MANTOVA – L’azienda di vigilanza privata aveva sede a Villafranca, ma in almeno un paio di occasioni i suoi dipendenti avevano svolto attività di guardia giurata presso negozi e supermercati situati nel comune di Mantova.
Caporalato, evasione fiscale, autoriciclaggio e truffa nei confronti della pubblica amministrazione sono i reati per i quali la Guardia di Finanza del Gruppo Villafranca di Verona, al termine di un’attività d’indagine coordinata dai Sostituti Procuratori della Repubblica dott.ssa Maria Diletta Schiaffino e dott.ssa Claudia Bisso, ha denunciato tre persone ritenute a capo di un sodalizio criminale che gestiva una società operante nel settore della vigilanza privata, con sede nel villafranchese, resasi protagonista di gravi illegalità. Altre 26 persone sono state denunciate per indebita percezione del reddito di cittadinanza e dell’indennità di disoccupazione.
Le attività hanno preso il via con un’ispezione fiscale svolta presso la sede dell’azienda, dove sono stati acquisiti, oltre alla documentazione, anche i contenuti dei pc aziendali. Riscontrate le prime irregolarità, sono stati avviati riscontri con i fornitori e i clienti della società e sono stati sentiti i dipendenti.
Le dichiarazioni di questi ultimi hanno consentito di appurare la loro condizione di sfruttamento: imposizione di turni di lavoro estenuanti, minacce di ritorsioni in caso di fruizione di permessi/riposi, assenza di riposi settimanali/ferie, obbligo di lavoro anche in costanza di infortuni documentati da strutture sanitarie, assenza di indennità per lavori notturni/straordinari/festivi, lavori svolti in assenza delle previste abilitazioni, corresponsione di retribuzioni in modo palesemente difforme dai contratti collettivi nazionali, obbligo di firmare fogli di “dimissioni in bianco” nel caso in cui i lavoratori non avessero accettato le condizioni lavorative imposte.
Inoltre, è stato accertato che la società ha impiegato, in più anni d’imposta, 90 lavoratori “in nero” e circa 180 lavoratori irregolari. Come se non bastasse, gli amministratori della società, al fine di versare meno ritenute previdenziali, elargivano parte dello stipendio mediante fittizi rimborsi chilometrici, integrando, in tal modo, la fattispecie di “truffa” nei confronti di un ente pubblico.

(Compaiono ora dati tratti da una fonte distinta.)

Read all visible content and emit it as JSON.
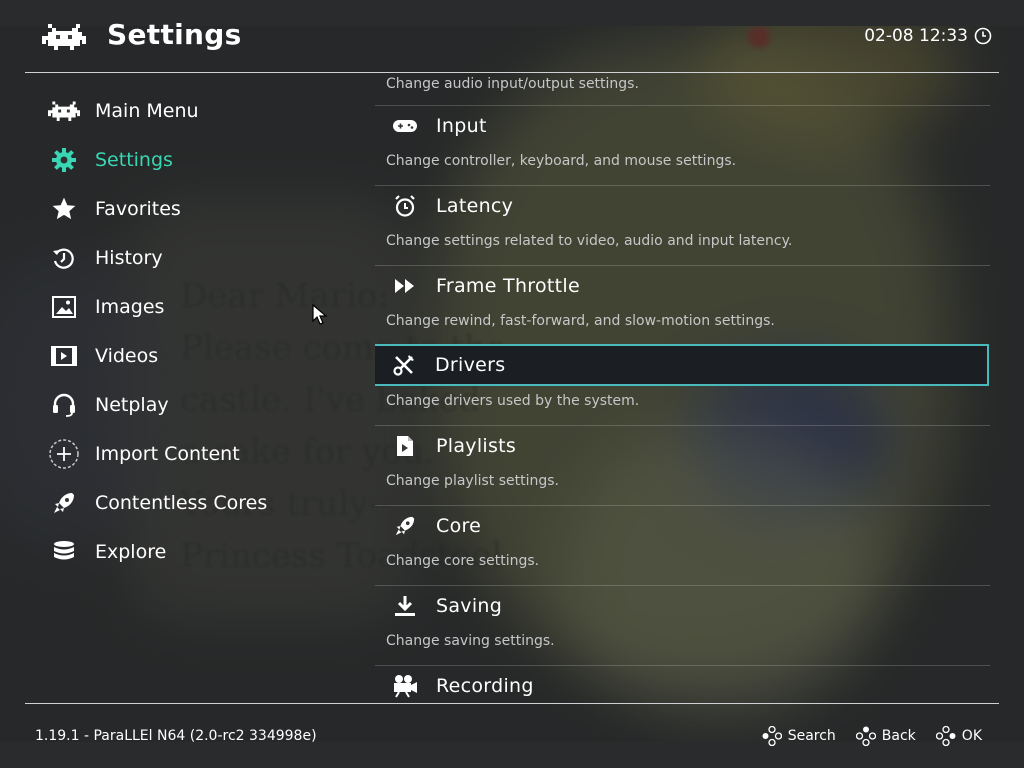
{
  "header": {
    "title": "Settings",
    "clock": "02-08 12:33"
  },
  "sidebar": {
    "items": [
      {
        "label": "Main Menu",
        "icon": "retroarch-invader-icon"
      },
      {
        "label": "Settings",
        "icon": "gear-icon",
        "active": true
      },
      {
        "label": "Favorites",
        "icon": "star-icon"
      },
      {
        "label": "History",
        "icon": "history-icon"
      },
      {
        "label": "Images",
        "icon": "image-icon"
      },
      {
        "label": "Videos",
        "icon": "film-icon"
      },
      {
        "label": "Netplay",
        "icon": "headset-icon"
      },
      {
        "label": "Import Content",
        "icon": "plus-circle-icon"
      },
      {
        "label": "Contentless Cores",
        "icon": "rocket-icon"
      },
      {
        "label": "Explore",
        "icon": "database-icon"
      }
    ]
  },
  "content": {
    "top_description": "Change audio input/output settings.",
    "entries": [
      {
        "label": "Input",
        "description": "Change controller, keyboard, and mouse settings.",
        "icon": "gamepad-icon"
      },
      {
        "label": "Latency",
        "description": "Change settings related to video, audio and input latency.",
        "icon": "stopwatch-icon"
      },
      {
        "label": "Frame Throttle",
        "description": "Change rewind, fast-forward, and slow-motion settings.",
        "icon": "fast-forward-icon"
      },
      {
        "label": "Drivers",
        "description": "Change drivers used by the system.",
        "icon": "tools-icon",
        "selected": true
      },
      {
        "label": "Playlists",
        "description": "Change playlist settings.",
        "icon": "playlist-file-icon"
      },
      {
        "label": "Core",
        "description": "Change core settings.",
        "icon": "rocket-icon"
      },
      {
        "label": "Saving",
        "description": "Change saving settings.",
        "icon": "download-icon"
      },
      {
        "label": "Recording",
        "description": "",
        "icon": "movie-camera-icon"
      }
    ]
  },
  "footer": {
    "version": "1.19.1 - ParaLLEl N64 (2.0-rc2 334998e)",
    "buttons": [
      {
        "label": "Search",
        "icon": "gamepad-buttons-icon"
      },
      {
        "label": "Back",
        "icon": "gamepad-buttons-icon"
      },
      {
        "label": "OK",
        "icon": "gamepad-buttons-icon"
      }
    ]
  },
  "colors": {
    "accent": "#39d6b3",
    "selection_border": "#49b9bb",
    "text": "#ffffff",
    "sublabel": "#c5c7c8"
  }
}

Infine, è emerso che la società ha sottratto a tassazione circa 3,5 milioni di euro ai fini delle imposte dirette, non versando circa 630mila euro di Iva. Per tali motivi gli amministratori sono stati denunciati per il reato di omessa dichiarazione. Parte dei proventi derivanti dal reato tributario sono stati “riciclati” pagando in contanti gli stipendi di alcuni dipendenti “in nero”, in modo da ostacolare l’identificazione della loro provenienza.
Tali comportamenti hanno agevolato 26 dipendenti nell’ottenere indebitamente il reddito di cittadinanza per un totale di 74mila euro, nonché l’indennità di disoccupazione per un totale di 75mila euro. Nelle relative istanze, i dipendenti hanno omesso di dichiarare la parte dello stipendio che avevano percepito “in nero” e in contanti, determinando l’ottenimento delle citate prestazioni sociali.
La responsabilità penale degli indagati sarà accertata solo all’esito del giudizio con sentenza penale irrevocabile, vigendo la presunzione di innocenza prevista dall’art. 27 della Costituzione.